D a qualsiasi prospettiva la si guardi, questa storia della nuova guerra Franco-Italiana sugli sbarchi degli immigrati è una brutta storia. E non perché non possa esserci dissenso, tra Francia e Italia, ma perché ci si è arrivati, come in una commedia all’italiana, per una battuta di troppo. Non per scelta intenzionale quando tutte le altre vie di compromesso erano esaurite, dunque, ma per un commento del vicepremier Matteo Salvini, pronunciato per giunta - come vedremo - dopo che un faticoso accordo era stato raggiunto, con un piccolo successo simbolico dell’Italia.

Di più: come in un singolare effetto deja vú, le diplomazie dei due paesi (ma dietro la Francia c’è l’Europa) rompono i rapporti in un momento delicatissimo per l’Italia, proprio quando siamo a metà del guardo per il PNRR e letteralmente in alto mare per l’accordo sui prezzi del gas (vitale per il nostro Paese). L’ultimo e più grande elemento di rimpianto è che si litiga su una questione che è più ideologica che reale: infatti le grandi polemiche sugli sbarchi sono una replica pallida di quello che accadde tra l’estate del 2017 e quella del 2018, quando la grande ombra dei flussi migratori mise a rischio gli equilibri dell’accoglienza nel nostro Paese.

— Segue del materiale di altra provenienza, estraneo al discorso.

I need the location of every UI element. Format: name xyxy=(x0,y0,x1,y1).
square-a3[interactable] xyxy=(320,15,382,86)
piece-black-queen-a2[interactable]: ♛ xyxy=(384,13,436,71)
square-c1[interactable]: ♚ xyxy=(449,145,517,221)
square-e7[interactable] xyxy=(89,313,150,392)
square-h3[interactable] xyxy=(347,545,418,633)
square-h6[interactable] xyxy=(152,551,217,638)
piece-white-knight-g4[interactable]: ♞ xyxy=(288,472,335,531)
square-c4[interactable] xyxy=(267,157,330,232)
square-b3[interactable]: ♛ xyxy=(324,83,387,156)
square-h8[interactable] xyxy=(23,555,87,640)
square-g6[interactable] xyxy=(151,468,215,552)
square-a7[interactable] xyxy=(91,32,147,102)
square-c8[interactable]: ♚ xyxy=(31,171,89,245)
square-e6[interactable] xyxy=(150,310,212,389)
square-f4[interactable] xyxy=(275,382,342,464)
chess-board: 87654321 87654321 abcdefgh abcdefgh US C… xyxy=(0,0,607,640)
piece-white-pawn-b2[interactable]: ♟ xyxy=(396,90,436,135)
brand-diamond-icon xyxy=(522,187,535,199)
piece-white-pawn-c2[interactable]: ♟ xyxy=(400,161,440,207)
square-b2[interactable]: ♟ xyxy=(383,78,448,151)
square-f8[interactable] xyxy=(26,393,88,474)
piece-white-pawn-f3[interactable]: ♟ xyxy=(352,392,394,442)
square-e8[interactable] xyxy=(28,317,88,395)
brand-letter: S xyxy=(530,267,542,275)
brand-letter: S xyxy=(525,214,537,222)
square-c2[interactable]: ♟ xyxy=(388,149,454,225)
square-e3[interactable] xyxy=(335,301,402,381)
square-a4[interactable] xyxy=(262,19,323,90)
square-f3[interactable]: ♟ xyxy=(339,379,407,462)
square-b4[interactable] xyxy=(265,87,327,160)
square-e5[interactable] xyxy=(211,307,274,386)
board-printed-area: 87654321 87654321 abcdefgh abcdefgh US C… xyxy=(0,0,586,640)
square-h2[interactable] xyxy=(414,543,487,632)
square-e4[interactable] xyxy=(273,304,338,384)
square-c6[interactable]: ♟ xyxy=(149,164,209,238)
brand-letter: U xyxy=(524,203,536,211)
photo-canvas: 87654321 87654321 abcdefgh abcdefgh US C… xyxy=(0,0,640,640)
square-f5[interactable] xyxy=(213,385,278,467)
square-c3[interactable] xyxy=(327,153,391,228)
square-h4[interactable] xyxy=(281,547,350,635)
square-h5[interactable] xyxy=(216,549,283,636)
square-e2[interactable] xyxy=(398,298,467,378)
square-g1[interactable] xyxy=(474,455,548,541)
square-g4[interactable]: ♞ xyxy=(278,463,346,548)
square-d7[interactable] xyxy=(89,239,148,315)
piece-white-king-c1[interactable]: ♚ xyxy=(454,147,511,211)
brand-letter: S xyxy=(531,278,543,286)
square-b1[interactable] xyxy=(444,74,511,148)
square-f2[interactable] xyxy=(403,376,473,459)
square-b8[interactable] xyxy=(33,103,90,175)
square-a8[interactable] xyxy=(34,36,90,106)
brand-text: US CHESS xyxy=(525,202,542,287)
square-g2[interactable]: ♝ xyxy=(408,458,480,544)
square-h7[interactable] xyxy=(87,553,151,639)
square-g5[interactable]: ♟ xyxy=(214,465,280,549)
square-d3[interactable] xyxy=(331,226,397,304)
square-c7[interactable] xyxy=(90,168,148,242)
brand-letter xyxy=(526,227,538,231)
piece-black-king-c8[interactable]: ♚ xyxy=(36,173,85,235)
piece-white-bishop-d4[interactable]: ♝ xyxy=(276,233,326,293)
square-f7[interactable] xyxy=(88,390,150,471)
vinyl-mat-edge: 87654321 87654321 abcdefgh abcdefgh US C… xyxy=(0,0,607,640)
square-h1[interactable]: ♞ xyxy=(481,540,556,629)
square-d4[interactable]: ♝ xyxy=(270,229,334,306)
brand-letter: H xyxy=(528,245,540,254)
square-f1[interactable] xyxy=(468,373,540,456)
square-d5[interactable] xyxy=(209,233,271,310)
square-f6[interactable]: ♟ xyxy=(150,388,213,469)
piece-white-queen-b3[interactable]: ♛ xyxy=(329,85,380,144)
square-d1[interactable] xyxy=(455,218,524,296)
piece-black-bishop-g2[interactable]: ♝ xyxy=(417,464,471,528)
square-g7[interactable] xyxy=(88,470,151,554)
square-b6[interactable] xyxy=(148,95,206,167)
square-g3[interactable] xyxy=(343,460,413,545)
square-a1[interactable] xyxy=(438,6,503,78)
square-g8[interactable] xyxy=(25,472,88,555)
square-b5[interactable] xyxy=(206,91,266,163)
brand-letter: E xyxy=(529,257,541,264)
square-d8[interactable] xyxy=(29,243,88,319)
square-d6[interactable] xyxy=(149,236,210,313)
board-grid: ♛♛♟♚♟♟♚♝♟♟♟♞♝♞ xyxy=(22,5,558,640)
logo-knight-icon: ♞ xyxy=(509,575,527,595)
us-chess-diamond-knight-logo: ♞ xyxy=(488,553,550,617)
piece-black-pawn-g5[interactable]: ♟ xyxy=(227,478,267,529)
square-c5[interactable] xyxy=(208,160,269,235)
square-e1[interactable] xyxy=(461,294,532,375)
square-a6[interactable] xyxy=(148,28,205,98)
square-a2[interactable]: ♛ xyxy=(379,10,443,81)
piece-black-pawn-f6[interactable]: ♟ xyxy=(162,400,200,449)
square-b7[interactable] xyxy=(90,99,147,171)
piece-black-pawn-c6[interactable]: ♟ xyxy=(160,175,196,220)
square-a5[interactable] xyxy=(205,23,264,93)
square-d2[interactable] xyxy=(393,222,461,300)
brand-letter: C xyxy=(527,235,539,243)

E cco perché la prima legittima domanda oggi, con numeri e proporzioni totalmente più bassi rispetto al passato, è: come si fa a litigare per una emergenza che tale non è (almeno non ancora?). Occorre dunque riavvolgere il nastro di questa surreale vicenda dall’inizio dell’ultima crisi. Lunedì scorso, a Sharm el-Sheikh, in Egitto, quando per una manciata di minuti Giorgia Meloni aveva incontrato Emmanuel Macron, sembrava che tutto fosse andato per il meglio. Era stato in quel dialogo che il presidente francese aveva stupito tutti con la grande e imprevista apertura: Macron dava la sua disponibilità di massima a fare sbarcare in Francia i profughi soccorsi dalla Ocean Viking. La Meloni teneva segreto questo incontro per 24 ore, per non rischiare di rovinare l’accordo e pregustava un successo diplomatico. Non è un caso, dunque, che la notizia filtri solo da Parigi, ripresa dall’Ansa: “La Francia aprirà il porto di Marsiglia alla Ocean Viking nella notte fra mercoledì e giovedì, dipenderà da quando lascerà il sud del Mediterraneo". La Meloni non commenta, i diplomatici italiani si fregano le mani, i dirigenti di Fratelli d’Italia, con in testa Ignazio La Russa già brindano: “Sarà un trionfo. Abbiamo ottenuto più di tutti gli altri governi”. Vero. Soprattutto sul piano simbolico. Ma poi - inspiegabilmente - salta tutto per aria. E tutto precipita quando il segretario della Lega rilascia una dichiarazione apparentemente spensierata: “La Francia apre il porto? Bene così, l’aria è cambiata". La reazione dei francesi è furibonda: Macron si dice “deluso dalla Meloni”. I francesi parlano di “gravi errori della presidente del Consiglio”. E a nulla serve il comunicato con cui in serata la Meloni prova a rimediare con una nota in cui esprime “sentito apprezzamento per la decisione della Francia di condividere la responsabilità dell'emergenza migratori”. Troppo tardi.

È Salvini ad aver sottovalutato le proprie parole, o Macron che ha preso la palla al balzo? Difficile dirlo con esattezza. Di certo ha un peso enorme, oltralpe, la scena grottesca di Tolone, dove gli immigrati della Oceane Viking sbarcano su un molo arroventato dove, da un lato ci sono i militanti della gauche che urlano contro l’Italia perché ha respinto i profughi del mare, e dall’altro ci sono i lepenisti che urlano contro Macron perché ha accettato la nave. Come la giri la giri, è un pasticcio. Ma la violenza della reazione francese fa esplodere sui social anche le visioni del video con cui la Meloni mostra la ruspa con cui in Francia vengono sgombrati gli immigrati. Ormai è tutti contro tutti. Le uova sono rotte e i cocci non si rimettono insieme. Un accordo chiuso in maniera magistrale diventa invece il teatro di una nuova guerra da cui l’Italia non ha nulla da guadagnare.